When the tests didn’t arrive at many districts over the weekend, school officials began sending out emails to families.

“You may have heard that, this holiday season, California is encouraging families to access COVID-19 testing for their children before they return to school after the winter break. Unfortunately, there are no tests available for the district to distribute to families,” Carlsbad Unified said in a message to parents, adding that the state could not tell the district when a shipment of the promised tests would arrive.

The Los Angeles Unified School District announced Monday that students and staff will be required to take a COVID test before returning to campus when classes resume next week. The nation’s second-largest school district will have district testing sites open Saturday, although students can have results from other locations or at-home tests as well.

At-home rapid tests have been in short supply for weeks as holiday travelers attempted to safeguard trips with prior screenings. The shortage prompted the Biden administration to announce its own plans to buy 500 million at-home rapid tests to be mailed for free to Americans who requested them, starting in January.

“It’s a good idea to test students before going back,” said Dr. Monica Gandhi, an infectious-disease expert and professor of medicine at UC San Francisco. “The problem is we are telling people to test without giving them the means of being able to do so. That’s a failure of our government, not just Newsom, but the Biden administration as well. We don’t have the availability.”
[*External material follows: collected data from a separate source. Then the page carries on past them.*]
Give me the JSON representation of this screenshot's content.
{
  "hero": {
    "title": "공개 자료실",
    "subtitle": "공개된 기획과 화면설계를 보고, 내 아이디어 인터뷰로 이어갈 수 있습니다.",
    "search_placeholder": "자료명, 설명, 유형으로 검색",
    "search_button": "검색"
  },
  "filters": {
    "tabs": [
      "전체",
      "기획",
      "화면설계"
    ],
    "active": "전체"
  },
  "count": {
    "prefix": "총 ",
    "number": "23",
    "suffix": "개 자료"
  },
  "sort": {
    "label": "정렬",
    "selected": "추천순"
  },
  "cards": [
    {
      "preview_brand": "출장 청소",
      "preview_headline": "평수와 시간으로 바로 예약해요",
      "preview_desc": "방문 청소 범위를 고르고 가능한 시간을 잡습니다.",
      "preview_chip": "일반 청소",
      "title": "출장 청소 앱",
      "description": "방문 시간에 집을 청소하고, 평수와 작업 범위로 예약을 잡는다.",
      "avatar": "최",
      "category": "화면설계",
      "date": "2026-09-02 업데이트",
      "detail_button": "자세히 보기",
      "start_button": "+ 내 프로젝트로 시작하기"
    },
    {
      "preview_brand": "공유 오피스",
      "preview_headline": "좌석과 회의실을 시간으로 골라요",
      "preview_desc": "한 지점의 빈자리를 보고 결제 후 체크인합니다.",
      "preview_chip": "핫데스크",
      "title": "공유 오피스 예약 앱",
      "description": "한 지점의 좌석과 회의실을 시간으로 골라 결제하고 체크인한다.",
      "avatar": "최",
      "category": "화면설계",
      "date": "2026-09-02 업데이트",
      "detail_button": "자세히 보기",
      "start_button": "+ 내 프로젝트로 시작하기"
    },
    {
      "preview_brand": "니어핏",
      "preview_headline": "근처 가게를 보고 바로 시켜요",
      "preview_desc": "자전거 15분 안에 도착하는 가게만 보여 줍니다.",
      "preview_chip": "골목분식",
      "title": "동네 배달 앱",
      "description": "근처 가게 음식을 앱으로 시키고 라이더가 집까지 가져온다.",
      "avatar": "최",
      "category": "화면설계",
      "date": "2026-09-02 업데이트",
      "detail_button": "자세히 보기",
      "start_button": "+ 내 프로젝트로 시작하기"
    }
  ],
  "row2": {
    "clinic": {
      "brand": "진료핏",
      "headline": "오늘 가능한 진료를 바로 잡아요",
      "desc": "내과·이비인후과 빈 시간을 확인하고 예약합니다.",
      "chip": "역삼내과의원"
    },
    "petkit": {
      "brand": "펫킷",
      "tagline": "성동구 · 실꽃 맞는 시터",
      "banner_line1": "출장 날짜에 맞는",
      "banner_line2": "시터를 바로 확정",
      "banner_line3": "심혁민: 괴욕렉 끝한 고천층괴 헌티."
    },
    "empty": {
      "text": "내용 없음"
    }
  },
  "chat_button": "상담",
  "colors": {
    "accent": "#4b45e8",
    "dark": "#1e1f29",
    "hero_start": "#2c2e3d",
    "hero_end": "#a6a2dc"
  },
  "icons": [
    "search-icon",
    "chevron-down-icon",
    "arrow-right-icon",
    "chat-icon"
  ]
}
Gandhi, however, said widespread testing for students returning to school isn’t as critical now as it might have been in the past, particularly when vaccines are readily available for school-age children, masks are worn inside, those with COVID-19 symptoms are required to stay home and the Omicron variant appears more mild.

“There is nothing more clear and that is school is essential,” Gandhi said.

Burbank Unified school board members considered stalling Monday’s return from winter break until next week in light of Omicron concerns but ultimately resumed class on schedule in the face of parent concerns about a return to online learning.

School board member Steve Ferguson said resuming classes on Monday was the wrong thing to do, but that he felt his hands were tied.

“There’s no time left and we’re being forced to kind of say this is what works… it’s a moot point and there’s nothing we can implement at this point,” he said at Sunday’s board meeting.

In early December, the Newsom administration sent out an additional 2 million at-home tests to 3,000 schools across the state, giving those schools the ability to send the tests home with students before winter break.

“Keeping school open, that’s the big goal that people are trying to keep in mind while keeping kids and staff safe,” said Dave Gordon, superintendent of the Sacramento County Office of Education.

Gordon said his office, which oversees 13 school districts, has received most of the 215,000 tests promised by the state but was still working Monday to deliver them this week.

“We can start pushing out some of the ones we’ve gotten so far and districts have to push them out to families,” Gordon said.

The tests, however, will arrive on most campuses after students return this week, he said.